Пожалуйста, Господи, пусть все получится! — подумал он, на миг закрывая глаза. Никогда еще Алекс не встречал человека, более близкого ему по духу… И никогда еще не испытывал столь безнадежного одиночества.
9
Принцесса сидела в кресле и изучала расписание. Как всегда, листок со списком дел на день лежал у нее на столе, заботливо приготовленный Хосефиной. Однако Фелиса не могла сосредоточиться. В ее прекрасных комнатах ничего не изменилось, но она изменилась целиком и полностью. Больше всего на свете ей хотелось бросить дурацкий листок в угол, пойти в книгохранилище и, как только Алекс откроет ей дверь, запечатать ему губы поцелуем… Раньше, чем он заговорит, возразит ей, напомнит о долге. И тело ее, и душа стонали от тоски по его прикосновениям, от воспоминаний, как нежные и сильные руки гладили ее по спине, перебирали волосы. Он так хотел ее! Фелиса не могла ошибиться, она чувствовала в его поцелуях страсть и жажду. Почему же тогда он остановился на полпути?

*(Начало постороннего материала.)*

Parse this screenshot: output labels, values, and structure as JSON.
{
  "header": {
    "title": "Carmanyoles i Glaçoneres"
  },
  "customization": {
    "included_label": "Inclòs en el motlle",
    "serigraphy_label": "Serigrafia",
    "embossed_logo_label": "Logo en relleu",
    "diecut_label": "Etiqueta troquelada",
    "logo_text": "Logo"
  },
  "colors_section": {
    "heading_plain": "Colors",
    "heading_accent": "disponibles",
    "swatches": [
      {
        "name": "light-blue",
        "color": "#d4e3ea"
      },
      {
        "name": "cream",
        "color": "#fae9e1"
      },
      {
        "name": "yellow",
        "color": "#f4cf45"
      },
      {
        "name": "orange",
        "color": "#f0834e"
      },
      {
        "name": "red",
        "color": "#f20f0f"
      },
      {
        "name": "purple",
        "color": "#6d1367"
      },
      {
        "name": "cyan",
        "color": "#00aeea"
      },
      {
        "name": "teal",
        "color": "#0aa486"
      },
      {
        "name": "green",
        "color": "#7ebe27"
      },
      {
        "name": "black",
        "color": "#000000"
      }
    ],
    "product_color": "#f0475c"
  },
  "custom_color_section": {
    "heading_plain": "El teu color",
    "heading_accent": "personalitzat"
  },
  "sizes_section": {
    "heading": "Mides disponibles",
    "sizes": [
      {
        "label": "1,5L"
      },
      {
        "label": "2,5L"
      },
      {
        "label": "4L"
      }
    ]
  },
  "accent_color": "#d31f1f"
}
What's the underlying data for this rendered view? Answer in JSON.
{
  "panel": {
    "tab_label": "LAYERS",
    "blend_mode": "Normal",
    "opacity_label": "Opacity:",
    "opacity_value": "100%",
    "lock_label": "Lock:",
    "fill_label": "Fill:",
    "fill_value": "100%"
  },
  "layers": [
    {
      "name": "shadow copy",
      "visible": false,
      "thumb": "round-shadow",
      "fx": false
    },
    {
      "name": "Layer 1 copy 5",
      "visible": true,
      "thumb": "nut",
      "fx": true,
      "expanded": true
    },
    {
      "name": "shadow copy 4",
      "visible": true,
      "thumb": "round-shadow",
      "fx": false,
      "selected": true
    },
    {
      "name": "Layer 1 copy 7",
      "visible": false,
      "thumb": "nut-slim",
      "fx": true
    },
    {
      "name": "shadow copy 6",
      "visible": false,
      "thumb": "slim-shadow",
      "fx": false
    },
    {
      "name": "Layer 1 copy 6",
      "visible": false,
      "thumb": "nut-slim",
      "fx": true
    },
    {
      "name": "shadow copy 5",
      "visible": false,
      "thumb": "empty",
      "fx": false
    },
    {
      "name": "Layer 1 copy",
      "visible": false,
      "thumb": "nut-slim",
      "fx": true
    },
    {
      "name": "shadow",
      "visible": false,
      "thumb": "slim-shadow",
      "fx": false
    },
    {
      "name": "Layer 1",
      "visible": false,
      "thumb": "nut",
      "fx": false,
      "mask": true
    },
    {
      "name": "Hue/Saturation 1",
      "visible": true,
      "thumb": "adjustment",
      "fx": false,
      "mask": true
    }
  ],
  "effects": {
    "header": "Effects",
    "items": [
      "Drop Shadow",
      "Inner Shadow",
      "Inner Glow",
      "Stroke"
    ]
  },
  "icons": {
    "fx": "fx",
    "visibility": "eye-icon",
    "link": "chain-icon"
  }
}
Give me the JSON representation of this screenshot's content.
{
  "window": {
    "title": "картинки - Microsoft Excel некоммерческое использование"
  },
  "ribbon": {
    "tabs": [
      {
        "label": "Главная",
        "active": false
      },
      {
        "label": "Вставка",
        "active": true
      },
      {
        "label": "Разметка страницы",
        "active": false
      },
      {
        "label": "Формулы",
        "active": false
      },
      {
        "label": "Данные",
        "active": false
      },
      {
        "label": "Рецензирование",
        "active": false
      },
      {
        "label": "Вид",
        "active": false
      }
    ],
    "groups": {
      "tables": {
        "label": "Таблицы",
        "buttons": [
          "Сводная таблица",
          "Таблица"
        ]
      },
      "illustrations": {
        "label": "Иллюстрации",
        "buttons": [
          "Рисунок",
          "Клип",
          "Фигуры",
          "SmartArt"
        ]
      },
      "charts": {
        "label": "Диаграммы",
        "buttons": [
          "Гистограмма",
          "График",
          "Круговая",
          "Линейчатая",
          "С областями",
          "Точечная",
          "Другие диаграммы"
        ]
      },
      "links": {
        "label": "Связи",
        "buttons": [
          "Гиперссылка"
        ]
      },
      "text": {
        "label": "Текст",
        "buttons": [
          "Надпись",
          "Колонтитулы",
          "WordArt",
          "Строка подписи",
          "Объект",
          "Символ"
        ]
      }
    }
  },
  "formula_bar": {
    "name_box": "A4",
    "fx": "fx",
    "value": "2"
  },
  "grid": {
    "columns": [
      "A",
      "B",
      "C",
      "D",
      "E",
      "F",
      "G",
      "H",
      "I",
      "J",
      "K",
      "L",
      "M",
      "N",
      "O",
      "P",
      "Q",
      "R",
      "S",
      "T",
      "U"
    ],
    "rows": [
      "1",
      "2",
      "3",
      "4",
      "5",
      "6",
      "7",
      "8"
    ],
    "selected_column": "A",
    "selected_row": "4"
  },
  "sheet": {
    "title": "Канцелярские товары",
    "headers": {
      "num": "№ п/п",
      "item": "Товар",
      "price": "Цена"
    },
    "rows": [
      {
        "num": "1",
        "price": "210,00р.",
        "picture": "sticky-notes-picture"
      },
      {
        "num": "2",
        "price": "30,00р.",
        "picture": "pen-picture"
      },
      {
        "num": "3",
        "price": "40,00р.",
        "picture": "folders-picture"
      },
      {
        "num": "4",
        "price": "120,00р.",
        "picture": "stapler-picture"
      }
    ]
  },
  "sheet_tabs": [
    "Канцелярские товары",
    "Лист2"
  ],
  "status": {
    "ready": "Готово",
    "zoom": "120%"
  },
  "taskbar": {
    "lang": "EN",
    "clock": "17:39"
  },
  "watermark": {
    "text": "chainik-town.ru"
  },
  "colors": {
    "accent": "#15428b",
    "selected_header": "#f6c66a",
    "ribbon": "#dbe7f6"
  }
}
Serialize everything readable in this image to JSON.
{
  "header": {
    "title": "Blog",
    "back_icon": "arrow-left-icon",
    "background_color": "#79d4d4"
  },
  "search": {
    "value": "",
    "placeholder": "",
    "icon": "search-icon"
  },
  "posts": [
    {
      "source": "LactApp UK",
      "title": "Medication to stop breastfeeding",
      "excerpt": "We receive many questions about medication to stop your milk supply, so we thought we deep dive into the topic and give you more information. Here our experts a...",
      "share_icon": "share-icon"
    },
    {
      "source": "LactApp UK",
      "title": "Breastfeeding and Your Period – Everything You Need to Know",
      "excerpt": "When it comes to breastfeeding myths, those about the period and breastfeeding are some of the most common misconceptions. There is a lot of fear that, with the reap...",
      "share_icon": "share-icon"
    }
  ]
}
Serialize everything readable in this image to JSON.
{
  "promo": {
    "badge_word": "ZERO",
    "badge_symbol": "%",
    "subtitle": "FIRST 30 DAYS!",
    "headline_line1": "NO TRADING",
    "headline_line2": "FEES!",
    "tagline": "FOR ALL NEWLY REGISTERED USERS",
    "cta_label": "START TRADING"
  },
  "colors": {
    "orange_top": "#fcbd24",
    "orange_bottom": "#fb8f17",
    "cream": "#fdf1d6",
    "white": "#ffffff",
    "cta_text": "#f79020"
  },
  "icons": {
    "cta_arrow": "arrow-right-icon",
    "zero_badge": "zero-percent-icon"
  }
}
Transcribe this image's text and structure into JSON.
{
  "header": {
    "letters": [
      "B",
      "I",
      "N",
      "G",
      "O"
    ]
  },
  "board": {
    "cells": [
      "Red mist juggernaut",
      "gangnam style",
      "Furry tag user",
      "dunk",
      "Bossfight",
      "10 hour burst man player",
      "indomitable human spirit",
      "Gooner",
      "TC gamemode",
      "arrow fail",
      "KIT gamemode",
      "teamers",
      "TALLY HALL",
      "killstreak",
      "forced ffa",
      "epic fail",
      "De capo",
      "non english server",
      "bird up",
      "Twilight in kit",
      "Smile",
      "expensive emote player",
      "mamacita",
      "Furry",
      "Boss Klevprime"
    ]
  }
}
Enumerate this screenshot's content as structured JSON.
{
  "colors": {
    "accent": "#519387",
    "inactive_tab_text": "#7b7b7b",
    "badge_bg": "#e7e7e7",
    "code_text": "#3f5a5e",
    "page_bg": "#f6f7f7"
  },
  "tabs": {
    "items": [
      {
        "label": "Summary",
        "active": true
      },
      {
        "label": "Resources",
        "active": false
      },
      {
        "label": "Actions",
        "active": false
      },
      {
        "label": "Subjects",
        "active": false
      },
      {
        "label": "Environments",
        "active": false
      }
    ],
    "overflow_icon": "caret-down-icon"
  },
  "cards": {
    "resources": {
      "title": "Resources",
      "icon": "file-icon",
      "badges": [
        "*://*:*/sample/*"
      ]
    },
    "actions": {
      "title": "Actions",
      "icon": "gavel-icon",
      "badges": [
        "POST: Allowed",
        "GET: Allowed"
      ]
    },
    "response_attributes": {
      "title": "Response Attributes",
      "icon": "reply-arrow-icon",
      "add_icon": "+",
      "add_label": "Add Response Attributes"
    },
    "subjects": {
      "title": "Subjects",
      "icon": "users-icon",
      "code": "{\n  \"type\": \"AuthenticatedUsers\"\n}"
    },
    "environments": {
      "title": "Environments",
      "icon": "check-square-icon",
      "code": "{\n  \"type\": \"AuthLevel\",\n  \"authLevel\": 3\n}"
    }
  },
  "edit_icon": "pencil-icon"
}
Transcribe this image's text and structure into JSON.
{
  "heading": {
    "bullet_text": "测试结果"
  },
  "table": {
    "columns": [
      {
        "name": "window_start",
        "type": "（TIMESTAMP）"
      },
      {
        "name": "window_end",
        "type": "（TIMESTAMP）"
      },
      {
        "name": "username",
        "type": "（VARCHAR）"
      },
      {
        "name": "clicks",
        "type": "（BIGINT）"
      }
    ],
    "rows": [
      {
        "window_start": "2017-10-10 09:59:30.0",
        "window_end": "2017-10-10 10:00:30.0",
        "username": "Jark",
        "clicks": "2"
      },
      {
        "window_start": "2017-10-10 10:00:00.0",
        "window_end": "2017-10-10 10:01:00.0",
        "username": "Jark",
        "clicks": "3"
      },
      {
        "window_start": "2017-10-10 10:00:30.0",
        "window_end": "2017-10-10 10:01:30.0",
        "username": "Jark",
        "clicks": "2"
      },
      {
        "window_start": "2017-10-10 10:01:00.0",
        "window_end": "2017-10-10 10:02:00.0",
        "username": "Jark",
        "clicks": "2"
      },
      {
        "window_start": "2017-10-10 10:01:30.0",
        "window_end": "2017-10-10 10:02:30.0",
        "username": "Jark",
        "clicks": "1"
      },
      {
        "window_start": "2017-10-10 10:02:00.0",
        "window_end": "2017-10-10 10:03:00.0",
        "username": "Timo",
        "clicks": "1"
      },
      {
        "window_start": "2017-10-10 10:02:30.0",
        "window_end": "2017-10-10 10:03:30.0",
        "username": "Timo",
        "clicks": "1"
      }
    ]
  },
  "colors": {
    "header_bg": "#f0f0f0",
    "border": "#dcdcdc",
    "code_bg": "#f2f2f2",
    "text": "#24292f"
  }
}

Она смяла листок с расписанием. И вдруг заметила на столе еще один, исписанный аккуратным мелким почерком Маннеса. Сердце Фелисы болезненно сжалось.
Как она могла забыть? Ведь она же обещала зайти почитать на ночь маленьким племянникам! Гисабель и Педро, должно быть, ждали ее допоздна. Представить страшно, как расстроились бедные малыши и как обиделся Маннес! Вот и первые плоды ее безумного увлечения: она забыла о трех близких людях, которые на нее рассчитывали.
Фелиса поспешно пробежала записку глазами. Потом, до крайности изумленная, перечитала снова, думая, что, должно быть, неправильно поняла. Маннес не мог иметь этого в виду!
Милая сестра, — писал ее брат, — не знаю, намеренно или случайно ты не пришла, как обещала, почитать вчера вечером моим детям. В любом случае, спасибо тебе. Это пошло нам троим на пользу. Гисабель и Педро сначала огорчились, а затем попросили почитать меня. Впервые за долгое время я провел несколько часов со своими детьми, и, надо сказать, это принесло нам всем немало радости. Мы читали сказки, пели друг другу песенки, и оказалось даже, что я не разучился смеяться. Ничего подобного не произошло бы, если бы кто-то не дал мне толчка в нужном направлении. Выяснилось, что мы с детьми по-прежнему умеем радоваться обществу друг друга — не правда ли, это великое открытие?
После того как малыши уснули, я позвонил Хосефине, чтобы спросить, где ты. Так я узнал — вернее, получил напоминание, — что сегодня твой день рождения. Пожалуйста, прости, что я до сих пор не поздравил тебя. И прими мои запоздалые пожелания счастья. Надеюсь, ты хорошо отдохнешь сегодня вечером. Ты заслужила хоть немного радости и покоя уже за твою неоценимую поддержку, которую оказала мне и детям после смерти Хелены. Ты так много сделала для семьи, что я не берусь это перечислять. Только сегодня, когда ты не явилась на прием, я осознал, сколь многим ты для нас жертвуешь и как мало получаешь благодарности.